Chronic Ethanol Intoxication Induces Differential Effects on GABAA and NMDA Receptor Function in the Rat Brain
Article first published online: 11 APR 2006
Alcoholism: Clinical and Experimental Research
Volume 17, Issue 1, pages 115–123, February 1993
How to Cite
Sanna, E., Serra, M., Cossu, A., Colombo, G., Follesa, P., Cuccheddu, T., Concas, A. and Biggio, G. (1993), Chronic Ethanol Intoxication Induces Differential Effects on GABAA and NMDA Receptor Function in the Rat Brain. Alcoholism: Clinical and Experimental Research, 17: 115–123. doi: 10.1111/j.1530-0277.1993.tb00735.x
- Issue published online: 11 APR 2006
- Article first published online: 11 APR 2006
- Received for publication February 11, 1992; accepted August 25, 1992
- Chronic Ethanol;
- GABA-NMDA Receptors;
- 3H-MK 801 Binding.
The effect of long-term treatment with ethanol was investigated on the function of γ-aminobutyric acid A (GABAA) and N-methyl-d-as-partic acid (NMDA) receptors. Rats were rendered ethanol-dependent by repeated forced administration of a 20% ethanol solution (12 to 18 g/kg/day po) for 6 days and tested while still intoxicated or at different time intervals after withdrawal. t-[36S]Butylbicyclophosphorothionate (35S-TBPS) binding was increased by 30% in cortical homogenates of rats killed 1 to 3 hr after last ethanol administration, when compared with saline-treated animals. However, GABA-stimulated 36Cl-uptake and its enhancement by flunitrazepam was decreased in the ethanol-treated animals. 35S-TBPS binding and 36Cl-influx measured 9 to 24 hr following the last ethanol injection, when withdrawal signs were present, were unmodified with respect to saline-treated rats. Moreover, the effects of both isoniazid and FG 7142 on 36S-TBPS binding were unchanged in ethanol-dependent rats tested at 1 to 3 and 9 to 24 hr, compared with controls. In contrast, ethanol-withdrawn rats tested at 9 to 24 hr showed a dramatic enhancement in their sensitivity to the convulsant action of isoniazid (50 to 250 mg/kg, sc).

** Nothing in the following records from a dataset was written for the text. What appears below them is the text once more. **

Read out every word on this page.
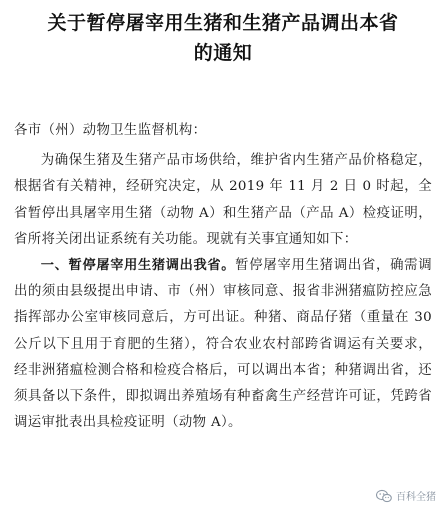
关于暂停屠宰用生猪和生猪产品调出本省
的通知

各市（州）动物卫生监督机构：

为确保生猪及生猪产品市场供给，维护省内生猪产品价格稳定，根据省有关精神，经研究决定，从 2019 年 11 月 2 日 0 时起，全省暂停出具屠宰用生猪（动物 A）和生猪产品（产品 A）检疫证明，省所将关闭出证系统有关功能。现就有关事宜通知如下：

一、暂停屠宰用生猪调出我省。暂停屠宰用生猪调出省，确需调出的须由县级提出申请、市（州）审核同意、报省非洲猪瘟防控应急指挥部办公室审核同意后，方可出证。种猪、商品仔猪（重量在 30 公斤以下且用于育肥的生猪），符合农业农村部跨省调运有关要求，经非洲猪瘟检测合格和检疫合格后，可以调出本省；种猪调出省，还须具备以下条件，即拟调出养殖场有种畜禽生产经营许可证，凭跨省调运审批表出具检疫证明（动物 A）。

百科全猪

The same animals were also more susceptible to the convulsant action of NMDA (0.5 to 5 μg/5 μl/rat intracerebroventricularly) and kainic acid (12 mg/kg, ip), and this effect was paralleled by an enhancement (+25%) in the density of 3H-MK 801 recognition sites in the hippocampus. The increased pharmacological response to both isoniazid and excitatory amino acids was no longer detectable as early as 3 to 6 days of ethanol withdrawal, when most of the withdrawal signs disappeared. Moreover, 6 days after withdrawal we observed a significant reduction of 3H-MK 801 binding in the hippocampl of ethanol-dependent rats compared with controls. These results indicate that, in contrast to acute administration, chronic ethanol intoxication may lead to a reduction of GABAA receptor function, an effect no longer detectable during withdrawal. On the contrary, we found a good correlation between development of withdrawal symptoms and the increase in 3H-MK 801 binding sites. The latter finding strongly suggests that a functional activation of glutamatergic synapses, rather than a decrease in GABAA receptor function, is a crucial event during ethanol withdrawal.